The present methods can involve any or all of the steps or conditions discussed above in various combinations, as desired. Accordingly, it will be readily apparent to the skilled artisan that in some of the disclosed methods certain steps can be deleted or additional steps performed without affecting the viability of the methods.
As will be understood by one skilled in the art, for any and all purposes, particularly in terms of providing a written description, all ranges disclosed herein also encompass any and all possible subranges and combinations of subranges thereof. Any listed range can be easily recognized as sufficiently describing and enabling the same range being broken down into at least equal halves, thirds, quarters, fifths, tenths, etc. As a non-limiting example, each range discussed herein can be readily broken down into a lower third, middle third and upper third, etc. As will also be understood by one skilled in the art all language such as “up to,” “at least,” “greater than,” “less than,” “more than” and the like include the number recited and refer to ranges which can be subsequently broken down into subranges as discussed above. In the same manner, all ratios disclosed herein also include all subratios falling within the broader ratio.

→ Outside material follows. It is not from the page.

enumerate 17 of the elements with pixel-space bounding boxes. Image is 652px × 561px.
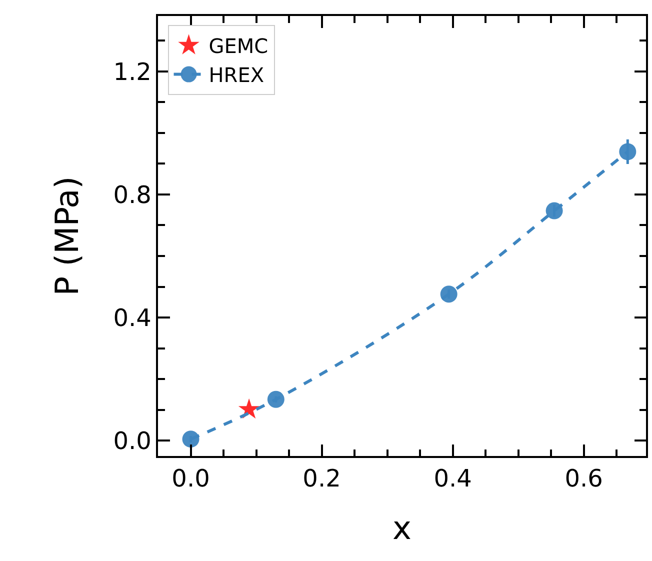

One skilled in the art will also readily recognize that where members are grouped together in a common manner, such as in a Markush group, the present invention encompasses not only the entire group listed as a whole, but each member of the group individually and all possible subgroups of the main group. Accordingly, for all purposes, the present invention encompasses not only the main group, but also the main group absent one or more of the group members. The present invention also envisages the explicit exclusion of one or more of any of the group members in the claimed invention.